Analysis of liver microenvironment during early progression of non-alcoholic fatty liver disease-associated hepatocellular carcinoma in zebrafish

Liver cancer is currently the third leading cause of cancer related death worldwide, and Hepatocellular Carcinoma (HCC) accounts for 75-90% of all liver cancer cases. With the introduction of effective treatments to prevent and treat hepatitis B/C, nonalcoholic fatty liver disease (NAFLD), and the more aggressive form know as nonalcoholic steatohepatitis (NASH), are quickly becoming the number one risk factors to develop HCC in modern societies. To better understand the role NASH has on the development of HCC we designed a NASH-associated HCC zebrafish. The optical clarity and genetic tractability of the zebrafish larvae make them an appealing and powerful model to study the liver microenvironment and immune cell composition using non-invasive fluorescent live imaging. This protocol describes how to use a NASH-associated HCC zebrafish model to investigate the effect of cholesterol surplus in the liver microenvironment and its impact on immune cell composition at early stages of the disease.

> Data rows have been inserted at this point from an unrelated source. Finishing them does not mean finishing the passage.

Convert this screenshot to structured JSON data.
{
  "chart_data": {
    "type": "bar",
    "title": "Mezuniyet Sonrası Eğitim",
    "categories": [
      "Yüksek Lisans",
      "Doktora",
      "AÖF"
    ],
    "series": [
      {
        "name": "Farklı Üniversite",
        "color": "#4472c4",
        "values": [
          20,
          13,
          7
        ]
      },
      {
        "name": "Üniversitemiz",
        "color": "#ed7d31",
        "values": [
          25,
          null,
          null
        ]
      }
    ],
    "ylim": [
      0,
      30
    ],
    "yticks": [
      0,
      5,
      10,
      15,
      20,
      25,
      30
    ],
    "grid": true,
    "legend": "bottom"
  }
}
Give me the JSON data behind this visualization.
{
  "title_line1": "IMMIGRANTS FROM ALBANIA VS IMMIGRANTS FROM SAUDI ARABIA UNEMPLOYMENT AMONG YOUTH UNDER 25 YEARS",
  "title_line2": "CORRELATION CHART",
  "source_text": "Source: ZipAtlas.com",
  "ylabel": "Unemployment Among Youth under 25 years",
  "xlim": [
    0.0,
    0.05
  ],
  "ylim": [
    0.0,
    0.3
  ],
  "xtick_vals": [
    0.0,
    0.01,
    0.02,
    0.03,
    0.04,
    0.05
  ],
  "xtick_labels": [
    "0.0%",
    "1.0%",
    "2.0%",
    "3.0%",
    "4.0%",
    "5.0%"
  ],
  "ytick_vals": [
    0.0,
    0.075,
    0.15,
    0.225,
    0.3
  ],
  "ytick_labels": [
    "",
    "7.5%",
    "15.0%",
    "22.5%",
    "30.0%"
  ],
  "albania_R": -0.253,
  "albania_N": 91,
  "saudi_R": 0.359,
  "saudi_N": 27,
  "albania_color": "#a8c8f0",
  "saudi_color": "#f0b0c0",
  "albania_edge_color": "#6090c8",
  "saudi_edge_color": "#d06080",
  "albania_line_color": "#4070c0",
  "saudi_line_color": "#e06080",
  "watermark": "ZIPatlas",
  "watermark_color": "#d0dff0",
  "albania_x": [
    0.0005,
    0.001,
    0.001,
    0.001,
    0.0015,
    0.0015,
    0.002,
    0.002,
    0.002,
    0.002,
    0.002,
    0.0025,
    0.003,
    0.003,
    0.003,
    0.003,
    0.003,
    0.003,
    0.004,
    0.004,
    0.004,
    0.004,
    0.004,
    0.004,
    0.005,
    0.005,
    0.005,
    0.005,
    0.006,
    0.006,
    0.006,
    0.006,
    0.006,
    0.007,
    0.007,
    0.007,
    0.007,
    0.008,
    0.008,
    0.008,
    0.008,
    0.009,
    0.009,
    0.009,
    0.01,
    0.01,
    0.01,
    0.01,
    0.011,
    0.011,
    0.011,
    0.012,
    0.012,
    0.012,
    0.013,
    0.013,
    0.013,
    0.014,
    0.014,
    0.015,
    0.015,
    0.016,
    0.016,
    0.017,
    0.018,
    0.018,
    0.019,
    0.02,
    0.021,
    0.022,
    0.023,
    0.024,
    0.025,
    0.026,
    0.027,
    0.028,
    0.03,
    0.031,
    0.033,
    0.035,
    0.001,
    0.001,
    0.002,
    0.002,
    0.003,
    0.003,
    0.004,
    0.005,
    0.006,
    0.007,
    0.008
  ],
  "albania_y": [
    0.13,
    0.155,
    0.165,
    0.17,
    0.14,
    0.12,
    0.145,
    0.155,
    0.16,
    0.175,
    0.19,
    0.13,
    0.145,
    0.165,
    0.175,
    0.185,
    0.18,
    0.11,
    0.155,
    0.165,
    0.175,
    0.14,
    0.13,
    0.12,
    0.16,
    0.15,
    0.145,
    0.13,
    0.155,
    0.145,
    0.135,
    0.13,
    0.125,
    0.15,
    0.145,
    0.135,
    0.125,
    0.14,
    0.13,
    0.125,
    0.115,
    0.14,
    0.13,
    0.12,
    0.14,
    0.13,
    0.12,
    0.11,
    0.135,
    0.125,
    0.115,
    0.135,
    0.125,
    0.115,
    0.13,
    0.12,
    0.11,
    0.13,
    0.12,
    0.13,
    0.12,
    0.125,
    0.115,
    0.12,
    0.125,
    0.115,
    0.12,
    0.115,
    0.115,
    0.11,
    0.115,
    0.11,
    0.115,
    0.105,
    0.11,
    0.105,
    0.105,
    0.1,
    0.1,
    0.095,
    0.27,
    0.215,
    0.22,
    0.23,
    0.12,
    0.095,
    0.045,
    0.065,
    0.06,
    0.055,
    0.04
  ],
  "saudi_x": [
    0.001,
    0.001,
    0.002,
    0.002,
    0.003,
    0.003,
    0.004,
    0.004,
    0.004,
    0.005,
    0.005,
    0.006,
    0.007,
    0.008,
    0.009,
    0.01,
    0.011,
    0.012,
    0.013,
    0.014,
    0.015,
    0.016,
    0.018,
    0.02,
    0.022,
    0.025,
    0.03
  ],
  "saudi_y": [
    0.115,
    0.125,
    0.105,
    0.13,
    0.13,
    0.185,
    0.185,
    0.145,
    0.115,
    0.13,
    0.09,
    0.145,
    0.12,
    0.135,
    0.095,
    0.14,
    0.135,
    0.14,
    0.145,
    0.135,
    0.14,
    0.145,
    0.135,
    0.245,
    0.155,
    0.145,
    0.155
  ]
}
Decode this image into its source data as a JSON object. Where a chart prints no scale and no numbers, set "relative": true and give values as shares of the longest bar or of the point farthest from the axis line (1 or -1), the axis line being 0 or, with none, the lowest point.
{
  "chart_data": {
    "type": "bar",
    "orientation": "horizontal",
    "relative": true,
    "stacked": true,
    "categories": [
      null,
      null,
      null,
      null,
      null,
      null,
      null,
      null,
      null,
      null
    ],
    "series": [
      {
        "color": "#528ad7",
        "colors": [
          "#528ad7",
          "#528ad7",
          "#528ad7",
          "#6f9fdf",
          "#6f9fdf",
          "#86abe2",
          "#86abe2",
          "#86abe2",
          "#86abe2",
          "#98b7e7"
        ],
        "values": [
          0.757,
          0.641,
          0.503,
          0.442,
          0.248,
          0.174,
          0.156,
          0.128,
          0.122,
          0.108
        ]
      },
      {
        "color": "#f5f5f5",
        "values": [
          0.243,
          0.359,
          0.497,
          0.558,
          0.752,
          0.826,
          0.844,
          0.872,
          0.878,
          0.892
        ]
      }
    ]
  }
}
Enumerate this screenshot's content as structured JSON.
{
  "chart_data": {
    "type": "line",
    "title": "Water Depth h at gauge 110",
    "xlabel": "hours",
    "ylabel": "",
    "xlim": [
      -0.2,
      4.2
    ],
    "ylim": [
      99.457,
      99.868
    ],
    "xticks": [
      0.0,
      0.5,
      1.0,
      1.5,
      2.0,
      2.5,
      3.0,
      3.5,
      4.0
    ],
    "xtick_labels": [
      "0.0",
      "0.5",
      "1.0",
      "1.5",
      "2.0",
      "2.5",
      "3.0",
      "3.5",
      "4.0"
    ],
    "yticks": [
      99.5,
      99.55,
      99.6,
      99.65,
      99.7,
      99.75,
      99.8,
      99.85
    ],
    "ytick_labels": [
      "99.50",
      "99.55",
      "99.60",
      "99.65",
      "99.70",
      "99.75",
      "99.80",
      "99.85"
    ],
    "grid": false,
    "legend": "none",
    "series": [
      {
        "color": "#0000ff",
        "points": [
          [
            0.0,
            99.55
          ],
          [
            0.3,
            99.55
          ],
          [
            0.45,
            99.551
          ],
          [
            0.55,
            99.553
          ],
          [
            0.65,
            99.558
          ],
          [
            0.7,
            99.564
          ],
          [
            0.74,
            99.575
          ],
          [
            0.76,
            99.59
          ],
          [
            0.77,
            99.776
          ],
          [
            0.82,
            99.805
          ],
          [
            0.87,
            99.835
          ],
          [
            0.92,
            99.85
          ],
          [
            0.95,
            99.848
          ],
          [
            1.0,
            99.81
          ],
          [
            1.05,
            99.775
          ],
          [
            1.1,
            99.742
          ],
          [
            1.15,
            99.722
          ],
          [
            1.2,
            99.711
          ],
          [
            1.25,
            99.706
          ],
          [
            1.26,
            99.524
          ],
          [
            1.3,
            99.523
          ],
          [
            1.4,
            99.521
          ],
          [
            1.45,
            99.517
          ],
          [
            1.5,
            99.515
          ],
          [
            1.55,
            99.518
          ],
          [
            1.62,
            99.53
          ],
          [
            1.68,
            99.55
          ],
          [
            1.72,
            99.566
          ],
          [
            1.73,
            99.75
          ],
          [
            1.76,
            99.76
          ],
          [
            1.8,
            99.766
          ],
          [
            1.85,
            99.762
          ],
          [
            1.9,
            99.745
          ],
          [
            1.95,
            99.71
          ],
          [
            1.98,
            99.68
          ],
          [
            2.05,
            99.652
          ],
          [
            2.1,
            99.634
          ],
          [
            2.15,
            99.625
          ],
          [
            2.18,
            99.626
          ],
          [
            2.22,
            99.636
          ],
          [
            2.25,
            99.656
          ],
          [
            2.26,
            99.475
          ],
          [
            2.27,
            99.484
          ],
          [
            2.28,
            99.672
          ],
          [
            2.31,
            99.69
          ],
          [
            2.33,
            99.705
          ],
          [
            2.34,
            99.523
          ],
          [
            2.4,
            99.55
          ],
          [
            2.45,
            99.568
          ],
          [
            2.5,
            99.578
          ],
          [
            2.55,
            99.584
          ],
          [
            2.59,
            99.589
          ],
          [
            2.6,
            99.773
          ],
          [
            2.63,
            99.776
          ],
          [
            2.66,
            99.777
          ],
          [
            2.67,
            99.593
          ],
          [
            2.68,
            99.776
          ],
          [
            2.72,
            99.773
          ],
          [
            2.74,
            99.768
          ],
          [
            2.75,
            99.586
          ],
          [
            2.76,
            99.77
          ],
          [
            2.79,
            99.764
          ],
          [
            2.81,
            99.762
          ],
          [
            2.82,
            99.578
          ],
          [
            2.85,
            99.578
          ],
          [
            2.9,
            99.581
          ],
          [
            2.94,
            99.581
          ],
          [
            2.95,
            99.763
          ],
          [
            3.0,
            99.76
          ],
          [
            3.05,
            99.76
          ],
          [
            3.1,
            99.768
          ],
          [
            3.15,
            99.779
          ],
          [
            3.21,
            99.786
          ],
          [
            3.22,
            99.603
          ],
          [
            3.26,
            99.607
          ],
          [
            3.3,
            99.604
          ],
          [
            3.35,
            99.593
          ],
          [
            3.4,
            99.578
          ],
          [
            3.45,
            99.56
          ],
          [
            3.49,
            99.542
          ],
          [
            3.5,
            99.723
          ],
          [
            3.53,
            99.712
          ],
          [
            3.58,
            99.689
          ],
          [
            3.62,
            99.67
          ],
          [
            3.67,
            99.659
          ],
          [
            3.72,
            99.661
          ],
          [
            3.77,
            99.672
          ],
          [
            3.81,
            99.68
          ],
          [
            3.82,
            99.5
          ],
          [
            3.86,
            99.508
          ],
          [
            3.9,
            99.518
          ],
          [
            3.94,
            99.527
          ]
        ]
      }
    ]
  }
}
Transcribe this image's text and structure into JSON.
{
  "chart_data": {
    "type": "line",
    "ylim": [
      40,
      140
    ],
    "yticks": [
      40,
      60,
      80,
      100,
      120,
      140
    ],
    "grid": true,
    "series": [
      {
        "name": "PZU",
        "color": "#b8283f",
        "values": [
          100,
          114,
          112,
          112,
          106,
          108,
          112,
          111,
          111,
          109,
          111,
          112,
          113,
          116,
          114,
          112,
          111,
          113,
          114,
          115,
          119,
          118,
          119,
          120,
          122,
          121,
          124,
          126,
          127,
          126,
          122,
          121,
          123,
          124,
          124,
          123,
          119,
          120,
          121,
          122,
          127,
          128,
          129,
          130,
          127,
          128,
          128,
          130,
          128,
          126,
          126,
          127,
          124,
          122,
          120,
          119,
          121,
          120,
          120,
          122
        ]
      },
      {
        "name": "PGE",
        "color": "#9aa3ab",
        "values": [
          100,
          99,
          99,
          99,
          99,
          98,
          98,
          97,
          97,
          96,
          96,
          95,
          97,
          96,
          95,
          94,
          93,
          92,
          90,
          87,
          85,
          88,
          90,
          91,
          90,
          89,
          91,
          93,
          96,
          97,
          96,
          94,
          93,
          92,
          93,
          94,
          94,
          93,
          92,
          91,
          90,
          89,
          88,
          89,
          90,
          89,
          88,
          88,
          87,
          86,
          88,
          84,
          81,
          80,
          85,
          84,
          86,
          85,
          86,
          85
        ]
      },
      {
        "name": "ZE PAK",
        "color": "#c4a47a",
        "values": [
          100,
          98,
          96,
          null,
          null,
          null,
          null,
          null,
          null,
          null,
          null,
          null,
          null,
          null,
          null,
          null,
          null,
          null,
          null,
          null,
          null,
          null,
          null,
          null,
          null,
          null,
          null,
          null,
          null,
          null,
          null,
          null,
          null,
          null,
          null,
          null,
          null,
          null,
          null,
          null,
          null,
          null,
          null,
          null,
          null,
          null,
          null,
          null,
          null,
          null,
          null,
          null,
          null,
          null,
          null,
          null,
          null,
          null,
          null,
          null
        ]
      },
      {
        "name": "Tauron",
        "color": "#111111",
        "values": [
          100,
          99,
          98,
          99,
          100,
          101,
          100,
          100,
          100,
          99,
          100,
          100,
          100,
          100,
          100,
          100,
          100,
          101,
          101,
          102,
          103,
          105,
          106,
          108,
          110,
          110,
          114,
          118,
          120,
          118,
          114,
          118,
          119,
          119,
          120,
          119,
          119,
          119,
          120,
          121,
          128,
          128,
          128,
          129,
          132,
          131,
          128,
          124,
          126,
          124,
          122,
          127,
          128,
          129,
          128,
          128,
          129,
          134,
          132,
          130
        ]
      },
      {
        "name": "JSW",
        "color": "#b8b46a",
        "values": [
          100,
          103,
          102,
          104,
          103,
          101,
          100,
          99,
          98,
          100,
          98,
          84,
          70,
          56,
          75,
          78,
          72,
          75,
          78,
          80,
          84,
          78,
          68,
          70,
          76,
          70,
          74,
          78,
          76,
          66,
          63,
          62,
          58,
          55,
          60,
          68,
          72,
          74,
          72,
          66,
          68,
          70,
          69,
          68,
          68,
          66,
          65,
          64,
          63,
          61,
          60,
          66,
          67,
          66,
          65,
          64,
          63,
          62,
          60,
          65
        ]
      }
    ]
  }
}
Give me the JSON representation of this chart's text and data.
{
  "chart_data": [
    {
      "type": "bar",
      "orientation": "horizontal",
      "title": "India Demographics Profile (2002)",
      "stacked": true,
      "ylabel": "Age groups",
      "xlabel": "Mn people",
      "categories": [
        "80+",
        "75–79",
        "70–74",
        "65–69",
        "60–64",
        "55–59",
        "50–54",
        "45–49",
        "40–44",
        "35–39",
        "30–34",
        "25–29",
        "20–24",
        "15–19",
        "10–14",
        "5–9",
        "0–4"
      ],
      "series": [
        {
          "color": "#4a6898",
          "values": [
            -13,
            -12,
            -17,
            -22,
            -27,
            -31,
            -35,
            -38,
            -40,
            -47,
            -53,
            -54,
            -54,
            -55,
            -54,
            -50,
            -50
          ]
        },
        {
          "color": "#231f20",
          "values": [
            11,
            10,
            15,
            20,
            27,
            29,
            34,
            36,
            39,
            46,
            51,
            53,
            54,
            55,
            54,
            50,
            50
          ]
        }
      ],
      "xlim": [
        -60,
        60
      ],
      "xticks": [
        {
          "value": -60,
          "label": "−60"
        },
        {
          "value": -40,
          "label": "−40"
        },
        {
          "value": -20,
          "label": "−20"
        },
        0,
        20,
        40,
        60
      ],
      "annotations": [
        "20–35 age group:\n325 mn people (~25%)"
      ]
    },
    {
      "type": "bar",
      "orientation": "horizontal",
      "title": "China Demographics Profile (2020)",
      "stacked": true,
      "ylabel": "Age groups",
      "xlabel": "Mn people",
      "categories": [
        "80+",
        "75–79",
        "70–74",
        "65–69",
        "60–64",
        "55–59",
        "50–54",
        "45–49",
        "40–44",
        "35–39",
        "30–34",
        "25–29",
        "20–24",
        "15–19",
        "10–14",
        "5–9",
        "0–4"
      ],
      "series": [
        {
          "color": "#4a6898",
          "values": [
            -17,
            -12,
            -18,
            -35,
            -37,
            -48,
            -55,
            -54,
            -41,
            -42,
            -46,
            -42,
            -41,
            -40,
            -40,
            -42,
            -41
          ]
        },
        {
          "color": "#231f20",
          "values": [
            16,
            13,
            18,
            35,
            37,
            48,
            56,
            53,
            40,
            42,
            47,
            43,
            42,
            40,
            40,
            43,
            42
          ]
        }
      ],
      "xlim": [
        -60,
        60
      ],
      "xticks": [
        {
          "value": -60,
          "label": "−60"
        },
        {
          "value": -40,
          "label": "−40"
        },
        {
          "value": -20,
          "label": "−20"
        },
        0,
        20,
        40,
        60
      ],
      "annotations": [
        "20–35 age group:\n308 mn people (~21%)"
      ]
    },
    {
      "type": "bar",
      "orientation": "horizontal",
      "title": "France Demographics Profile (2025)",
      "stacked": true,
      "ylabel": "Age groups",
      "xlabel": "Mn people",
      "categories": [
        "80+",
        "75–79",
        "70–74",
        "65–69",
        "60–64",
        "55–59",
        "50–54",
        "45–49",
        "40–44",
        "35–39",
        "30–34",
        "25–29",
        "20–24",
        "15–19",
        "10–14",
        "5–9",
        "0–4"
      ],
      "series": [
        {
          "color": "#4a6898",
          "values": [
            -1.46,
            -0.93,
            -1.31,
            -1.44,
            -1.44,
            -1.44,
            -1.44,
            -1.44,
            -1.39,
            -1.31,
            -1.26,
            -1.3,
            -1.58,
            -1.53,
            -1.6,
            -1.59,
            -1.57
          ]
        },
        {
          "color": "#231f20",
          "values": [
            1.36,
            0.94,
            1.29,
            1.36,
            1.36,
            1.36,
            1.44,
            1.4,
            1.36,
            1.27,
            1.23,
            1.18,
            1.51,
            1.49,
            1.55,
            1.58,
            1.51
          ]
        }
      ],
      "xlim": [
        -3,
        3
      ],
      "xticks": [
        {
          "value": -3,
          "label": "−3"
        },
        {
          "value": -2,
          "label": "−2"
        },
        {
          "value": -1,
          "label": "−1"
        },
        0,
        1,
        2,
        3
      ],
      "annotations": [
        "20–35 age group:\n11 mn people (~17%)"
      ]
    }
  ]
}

First, we feed HCC larvae (s704Tg), which express hepatocyte-specific activated beta-catenin, with a 10% high cholesterol diet for 8 days to develop a NASH-associated HCC model. Here we describe how to make use of different transgenic lines to evaluate several early malignancy features in the liver by non-invasive confocal microscopy, such as liver area, cell, and nuclear morphology (hepatocytes area, nuclear area, nuclear:cytoplasmic ratio (N:C ratio), nuclear circularity, micronuclei/ nuclear herniation scoring) and angiogenesis. Then, using transgenic lines with tagged immune cells (neutrophils, macrophages, and T cells) we show how to analyze liver immune cell composition in NASH-associated HCC larvae. The described techniques are useful to evaluate liver microenvironment and immune cell composition at early hepatocarcinogenesis stages, but they can also be modified to study such features in other liver disease models.